Le cimetière suisse du Tessin
Dans
cette partie des alpes italophones, les montagnes tessinoises en cette période
de l’année la nature roussie, elle adopte cette agréable couleur fauve, les
arbres voient leur feuillée jaunir et les sols tapissés de feuilles
mortes se rouiller, de cette d’où monte des odeurs de champignon.
L’automne
est à son temps et le restitue par son caractère mélancolique, ici comme
ailleurs à la fête des morts les Suisses honorent leurs défunts, ils se
ressouviennent de leurs qui ne sont plus.
Les
Suisses ont une réputation de grande propreté et d’un sens civique aiguë,
en regardant ces photographies nous nous convenons de ce préjugé
(favorable), ce cimetière est tout propret, très soigné, on le croirait
presque tracé au cordeau, donnant comme le sentiment d’être dans un jardin, un
lieu de grande quiétude.
Dans
ce cimetière on trouve une construction à l’architecture moderniste,
sans doute elle a été construite dans les années 50 ou 60, elle épouse les
formes d’un urbanisme fonctionnaliste d’après guerre, quoique ce cimetière
existe depuis plus de 200 ans.
On
trouve aussi une chapelle dont l’architecture est d’inspiration néoclassique
faisant référence à la Rome antique et allusion à l’Egypte ancienne, elle est
dévolue aux frères de la Madonna, qui sont des capucins.
Il
y a cinq tombeaux où sont enterrés des sœurs d’un couvent voisin,
des Hollandaises qui s’étaient établies depuis de nombreuses années et qui
suivaient l’enseignement de sainte Hildegarde de Bingen, une mystique allemande
du XII e siècle.
Les
dernières sœurs de cette congrégation sont une dizaine, toutes
Hollandaises, très âgées, elles ont formé un groupe, dont homogénéité a
contribué à exclure les sœurs ayant d'autres nationalités, car il est difficile
de partager la vie de personnes si différentes de soi.
Dans
ce cimetière, il y a un carré où l’on trouve des petites tombes, là sont
enterrés des enfants, entre autres des enfants que l’auteure des photographies
a côtoyé dans l’enfance.

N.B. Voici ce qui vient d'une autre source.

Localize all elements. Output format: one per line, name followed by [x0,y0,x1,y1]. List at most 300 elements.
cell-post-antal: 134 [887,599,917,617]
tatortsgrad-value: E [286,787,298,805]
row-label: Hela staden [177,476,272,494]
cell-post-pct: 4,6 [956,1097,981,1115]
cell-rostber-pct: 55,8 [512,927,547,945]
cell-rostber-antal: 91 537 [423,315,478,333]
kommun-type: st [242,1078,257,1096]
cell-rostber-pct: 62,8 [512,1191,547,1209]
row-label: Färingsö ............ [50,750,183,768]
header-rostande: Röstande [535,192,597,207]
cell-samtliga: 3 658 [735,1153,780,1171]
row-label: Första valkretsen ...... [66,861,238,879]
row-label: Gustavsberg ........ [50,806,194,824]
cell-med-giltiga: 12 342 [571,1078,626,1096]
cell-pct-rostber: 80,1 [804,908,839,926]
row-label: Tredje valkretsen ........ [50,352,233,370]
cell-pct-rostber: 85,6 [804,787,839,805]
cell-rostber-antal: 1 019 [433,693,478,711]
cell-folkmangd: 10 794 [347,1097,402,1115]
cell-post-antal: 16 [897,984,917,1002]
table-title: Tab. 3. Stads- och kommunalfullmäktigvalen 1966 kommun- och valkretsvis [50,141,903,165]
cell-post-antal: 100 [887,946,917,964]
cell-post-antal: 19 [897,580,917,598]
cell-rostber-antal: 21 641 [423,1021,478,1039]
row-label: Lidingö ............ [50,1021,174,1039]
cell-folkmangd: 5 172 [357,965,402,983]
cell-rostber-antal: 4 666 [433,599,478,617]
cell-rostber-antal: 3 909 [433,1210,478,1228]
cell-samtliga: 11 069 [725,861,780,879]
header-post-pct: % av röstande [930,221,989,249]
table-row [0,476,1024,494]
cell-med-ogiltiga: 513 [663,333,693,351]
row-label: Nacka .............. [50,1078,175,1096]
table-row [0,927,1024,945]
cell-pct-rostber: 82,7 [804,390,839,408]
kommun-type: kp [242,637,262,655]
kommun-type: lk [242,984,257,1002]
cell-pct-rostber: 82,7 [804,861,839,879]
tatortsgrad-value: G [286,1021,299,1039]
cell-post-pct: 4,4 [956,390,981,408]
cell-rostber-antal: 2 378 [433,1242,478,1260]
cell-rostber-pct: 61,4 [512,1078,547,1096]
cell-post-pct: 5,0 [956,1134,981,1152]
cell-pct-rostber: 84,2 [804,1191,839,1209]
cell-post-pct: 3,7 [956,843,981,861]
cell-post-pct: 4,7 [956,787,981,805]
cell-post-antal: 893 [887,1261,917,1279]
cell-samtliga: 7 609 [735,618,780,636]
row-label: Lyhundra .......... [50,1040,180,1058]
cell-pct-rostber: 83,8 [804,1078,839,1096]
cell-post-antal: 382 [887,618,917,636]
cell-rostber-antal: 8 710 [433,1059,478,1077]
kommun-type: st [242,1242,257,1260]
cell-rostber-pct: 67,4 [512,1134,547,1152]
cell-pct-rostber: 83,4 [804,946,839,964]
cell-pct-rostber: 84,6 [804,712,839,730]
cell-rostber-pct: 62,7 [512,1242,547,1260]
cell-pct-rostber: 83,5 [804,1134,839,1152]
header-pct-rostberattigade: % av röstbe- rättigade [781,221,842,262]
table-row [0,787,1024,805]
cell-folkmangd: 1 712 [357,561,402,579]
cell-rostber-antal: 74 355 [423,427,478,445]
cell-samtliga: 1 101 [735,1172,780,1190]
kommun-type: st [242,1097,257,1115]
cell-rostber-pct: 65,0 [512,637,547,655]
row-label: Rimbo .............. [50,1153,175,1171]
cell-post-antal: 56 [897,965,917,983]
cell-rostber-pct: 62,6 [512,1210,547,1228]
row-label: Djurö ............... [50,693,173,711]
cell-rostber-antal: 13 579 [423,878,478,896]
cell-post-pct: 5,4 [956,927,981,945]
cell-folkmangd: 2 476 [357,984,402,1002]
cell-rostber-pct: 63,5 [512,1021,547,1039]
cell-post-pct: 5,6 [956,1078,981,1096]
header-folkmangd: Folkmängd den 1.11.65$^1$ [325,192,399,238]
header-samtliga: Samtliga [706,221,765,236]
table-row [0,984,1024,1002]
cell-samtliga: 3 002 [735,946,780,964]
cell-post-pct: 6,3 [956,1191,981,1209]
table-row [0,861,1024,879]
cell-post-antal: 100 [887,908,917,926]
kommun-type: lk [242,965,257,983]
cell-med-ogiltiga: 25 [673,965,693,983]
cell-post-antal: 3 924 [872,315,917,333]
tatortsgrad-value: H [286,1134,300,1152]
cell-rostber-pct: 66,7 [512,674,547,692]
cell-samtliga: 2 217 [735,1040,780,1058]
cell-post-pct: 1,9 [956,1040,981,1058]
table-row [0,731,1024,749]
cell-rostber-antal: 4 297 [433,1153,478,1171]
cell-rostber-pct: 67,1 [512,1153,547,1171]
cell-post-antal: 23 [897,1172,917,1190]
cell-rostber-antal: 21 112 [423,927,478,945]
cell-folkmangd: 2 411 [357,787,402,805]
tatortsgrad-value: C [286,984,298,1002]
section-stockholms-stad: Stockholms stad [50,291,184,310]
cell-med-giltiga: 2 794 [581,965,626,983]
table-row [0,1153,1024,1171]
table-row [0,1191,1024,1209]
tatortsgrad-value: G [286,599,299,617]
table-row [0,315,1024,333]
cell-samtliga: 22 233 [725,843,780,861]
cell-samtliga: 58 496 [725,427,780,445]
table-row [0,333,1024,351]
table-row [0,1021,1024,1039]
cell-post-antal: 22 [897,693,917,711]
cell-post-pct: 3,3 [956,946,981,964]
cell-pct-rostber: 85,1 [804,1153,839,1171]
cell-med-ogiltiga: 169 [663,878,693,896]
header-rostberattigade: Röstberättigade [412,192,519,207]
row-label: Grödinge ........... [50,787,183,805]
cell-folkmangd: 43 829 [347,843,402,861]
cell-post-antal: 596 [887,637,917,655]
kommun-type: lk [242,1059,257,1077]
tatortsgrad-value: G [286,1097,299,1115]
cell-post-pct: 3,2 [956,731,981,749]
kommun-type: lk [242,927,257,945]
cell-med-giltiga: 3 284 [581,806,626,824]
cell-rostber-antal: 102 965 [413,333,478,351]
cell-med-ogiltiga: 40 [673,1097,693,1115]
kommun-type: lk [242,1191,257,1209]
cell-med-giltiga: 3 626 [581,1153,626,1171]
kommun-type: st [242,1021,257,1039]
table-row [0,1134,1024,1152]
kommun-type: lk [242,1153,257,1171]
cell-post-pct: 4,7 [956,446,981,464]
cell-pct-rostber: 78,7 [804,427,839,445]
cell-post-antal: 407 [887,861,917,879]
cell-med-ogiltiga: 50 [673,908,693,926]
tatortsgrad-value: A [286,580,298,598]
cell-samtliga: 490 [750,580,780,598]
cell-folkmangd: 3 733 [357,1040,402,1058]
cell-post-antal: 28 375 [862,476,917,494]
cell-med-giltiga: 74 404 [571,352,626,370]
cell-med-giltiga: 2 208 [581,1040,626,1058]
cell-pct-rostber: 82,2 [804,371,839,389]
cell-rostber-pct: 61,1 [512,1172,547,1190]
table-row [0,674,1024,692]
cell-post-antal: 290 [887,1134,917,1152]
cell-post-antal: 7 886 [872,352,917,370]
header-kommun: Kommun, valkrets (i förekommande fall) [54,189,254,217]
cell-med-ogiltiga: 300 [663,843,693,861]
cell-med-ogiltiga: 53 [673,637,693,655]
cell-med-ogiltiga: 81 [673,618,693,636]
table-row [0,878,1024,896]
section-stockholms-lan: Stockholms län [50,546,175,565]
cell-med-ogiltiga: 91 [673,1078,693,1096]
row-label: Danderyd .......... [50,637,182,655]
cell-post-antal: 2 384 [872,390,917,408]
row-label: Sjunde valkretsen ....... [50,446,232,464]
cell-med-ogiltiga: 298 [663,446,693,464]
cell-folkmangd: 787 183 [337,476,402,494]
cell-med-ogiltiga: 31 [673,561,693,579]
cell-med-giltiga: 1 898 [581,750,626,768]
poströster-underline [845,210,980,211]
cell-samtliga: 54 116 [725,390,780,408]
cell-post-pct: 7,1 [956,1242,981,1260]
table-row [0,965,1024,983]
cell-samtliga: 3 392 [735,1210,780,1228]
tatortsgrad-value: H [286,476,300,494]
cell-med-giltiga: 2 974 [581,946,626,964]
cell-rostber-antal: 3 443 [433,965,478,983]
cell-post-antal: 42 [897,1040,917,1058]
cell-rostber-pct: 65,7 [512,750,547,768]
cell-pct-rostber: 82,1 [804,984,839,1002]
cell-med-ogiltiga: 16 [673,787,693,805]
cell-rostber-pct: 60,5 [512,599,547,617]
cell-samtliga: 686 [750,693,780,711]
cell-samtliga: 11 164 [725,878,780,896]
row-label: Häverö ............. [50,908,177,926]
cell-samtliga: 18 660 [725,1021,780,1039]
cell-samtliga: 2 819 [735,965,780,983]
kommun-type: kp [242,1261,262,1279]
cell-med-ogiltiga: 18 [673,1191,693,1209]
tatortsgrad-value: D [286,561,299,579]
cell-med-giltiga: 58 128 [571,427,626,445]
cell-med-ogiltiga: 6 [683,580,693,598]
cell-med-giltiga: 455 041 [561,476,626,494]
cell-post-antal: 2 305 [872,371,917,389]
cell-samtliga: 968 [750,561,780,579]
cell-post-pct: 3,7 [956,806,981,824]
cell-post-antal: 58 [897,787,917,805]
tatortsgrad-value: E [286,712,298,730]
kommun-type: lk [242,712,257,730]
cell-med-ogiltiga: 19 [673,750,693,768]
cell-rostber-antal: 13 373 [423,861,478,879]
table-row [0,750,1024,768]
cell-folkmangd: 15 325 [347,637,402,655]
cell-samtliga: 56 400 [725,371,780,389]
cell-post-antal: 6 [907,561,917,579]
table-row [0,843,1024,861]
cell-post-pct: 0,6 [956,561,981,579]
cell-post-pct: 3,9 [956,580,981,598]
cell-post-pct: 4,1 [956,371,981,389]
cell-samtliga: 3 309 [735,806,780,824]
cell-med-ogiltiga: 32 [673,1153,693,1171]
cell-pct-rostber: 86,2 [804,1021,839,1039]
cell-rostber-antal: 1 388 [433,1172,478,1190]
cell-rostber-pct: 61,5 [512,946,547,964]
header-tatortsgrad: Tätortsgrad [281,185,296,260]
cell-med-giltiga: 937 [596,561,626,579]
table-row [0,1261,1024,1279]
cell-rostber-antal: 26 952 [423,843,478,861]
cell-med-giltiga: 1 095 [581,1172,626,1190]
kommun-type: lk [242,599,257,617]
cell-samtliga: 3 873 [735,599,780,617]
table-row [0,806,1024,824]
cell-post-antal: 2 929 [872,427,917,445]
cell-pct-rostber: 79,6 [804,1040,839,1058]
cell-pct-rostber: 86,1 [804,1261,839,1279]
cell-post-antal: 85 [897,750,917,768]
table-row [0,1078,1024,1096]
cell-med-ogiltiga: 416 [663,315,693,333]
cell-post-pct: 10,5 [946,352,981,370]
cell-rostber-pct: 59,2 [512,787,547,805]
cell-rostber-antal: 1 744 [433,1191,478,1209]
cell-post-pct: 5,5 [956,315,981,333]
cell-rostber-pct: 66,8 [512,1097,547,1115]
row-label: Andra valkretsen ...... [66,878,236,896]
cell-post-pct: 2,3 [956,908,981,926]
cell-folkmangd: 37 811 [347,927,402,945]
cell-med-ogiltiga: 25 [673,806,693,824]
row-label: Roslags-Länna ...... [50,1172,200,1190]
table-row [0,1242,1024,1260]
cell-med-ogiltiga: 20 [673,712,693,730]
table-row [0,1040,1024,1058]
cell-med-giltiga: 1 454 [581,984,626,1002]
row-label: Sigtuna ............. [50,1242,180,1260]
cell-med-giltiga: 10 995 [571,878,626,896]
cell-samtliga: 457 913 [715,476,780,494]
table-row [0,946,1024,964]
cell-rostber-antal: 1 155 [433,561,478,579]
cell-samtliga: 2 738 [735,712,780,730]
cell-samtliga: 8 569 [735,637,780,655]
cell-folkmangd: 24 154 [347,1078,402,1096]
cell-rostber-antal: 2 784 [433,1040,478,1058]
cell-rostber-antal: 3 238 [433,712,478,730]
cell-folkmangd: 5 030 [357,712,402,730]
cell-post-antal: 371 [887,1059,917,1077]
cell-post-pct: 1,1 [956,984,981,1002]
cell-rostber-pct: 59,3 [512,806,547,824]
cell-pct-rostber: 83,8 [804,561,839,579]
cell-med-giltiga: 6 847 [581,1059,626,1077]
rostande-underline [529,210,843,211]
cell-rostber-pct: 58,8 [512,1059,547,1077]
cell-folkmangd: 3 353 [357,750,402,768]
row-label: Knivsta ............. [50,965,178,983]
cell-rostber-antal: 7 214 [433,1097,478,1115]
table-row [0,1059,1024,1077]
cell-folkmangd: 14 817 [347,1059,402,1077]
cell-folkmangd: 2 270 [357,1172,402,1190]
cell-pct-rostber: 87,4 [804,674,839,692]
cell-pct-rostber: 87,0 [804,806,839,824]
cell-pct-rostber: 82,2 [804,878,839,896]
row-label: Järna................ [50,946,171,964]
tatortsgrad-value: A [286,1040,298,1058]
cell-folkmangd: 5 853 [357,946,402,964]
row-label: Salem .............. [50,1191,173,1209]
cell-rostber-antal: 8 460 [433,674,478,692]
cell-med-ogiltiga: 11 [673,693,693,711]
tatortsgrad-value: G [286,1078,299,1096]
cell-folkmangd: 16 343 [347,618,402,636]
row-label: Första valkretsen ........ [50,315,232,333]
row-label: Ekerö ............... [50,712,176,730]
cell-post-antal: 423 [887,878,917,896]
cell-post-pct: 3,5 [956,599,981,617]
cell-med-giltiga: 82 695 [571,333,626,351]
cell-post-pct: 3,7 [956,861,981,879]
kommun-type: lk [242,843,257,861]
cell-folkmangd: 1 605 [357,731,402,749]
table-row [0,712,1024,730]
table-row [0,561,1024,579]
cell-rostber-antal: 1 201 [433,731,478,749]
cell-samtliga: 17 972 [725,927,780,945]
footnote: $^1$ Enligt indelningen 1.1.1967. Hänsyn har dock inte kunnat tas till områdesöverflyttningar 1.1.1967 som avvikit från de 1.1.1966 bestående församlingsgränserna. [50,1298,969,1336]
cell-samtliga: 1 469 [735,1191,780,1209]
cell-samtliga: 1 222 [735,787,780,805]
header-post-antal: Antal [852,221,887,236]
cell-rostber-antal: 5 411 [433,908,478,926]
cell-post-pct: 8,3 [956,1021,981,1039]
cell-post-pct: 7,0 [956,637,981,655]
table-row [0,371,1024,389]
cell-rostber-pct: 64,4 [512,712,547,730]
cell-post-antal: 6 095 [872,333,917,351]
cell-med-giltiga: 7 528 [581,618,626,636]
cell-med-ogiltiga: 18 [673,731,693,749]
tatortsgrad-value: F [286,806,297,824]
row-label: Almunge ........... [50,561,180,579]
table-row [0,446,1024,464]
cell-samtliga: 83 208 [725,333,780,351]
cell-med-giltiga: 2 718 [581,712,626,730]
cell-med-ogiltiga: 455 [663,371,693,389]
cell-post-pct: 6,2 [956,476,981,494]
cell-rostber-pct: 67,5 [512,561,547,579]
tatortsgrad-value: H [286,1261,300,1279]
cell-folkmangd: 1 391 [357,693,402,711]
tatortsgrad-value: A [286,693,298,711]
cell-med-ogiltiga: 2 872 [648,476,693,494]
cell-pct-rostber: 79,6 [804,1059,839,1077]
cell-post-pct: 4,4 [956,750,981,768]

C’était ses camarades de jeux, elles sont mortes à
cause de la diphtérie lorsqu’elles avaient 6 ans.
Et
pour finir, j’ai demandé comment s’appelait ce cimetière, je me suis vu
répondre :
-
Chez nous on ne donne pas de nom au cimetière.
Etrange
pratique, surtout pour nous qui nommons tout, toujours en quête d’enracinement.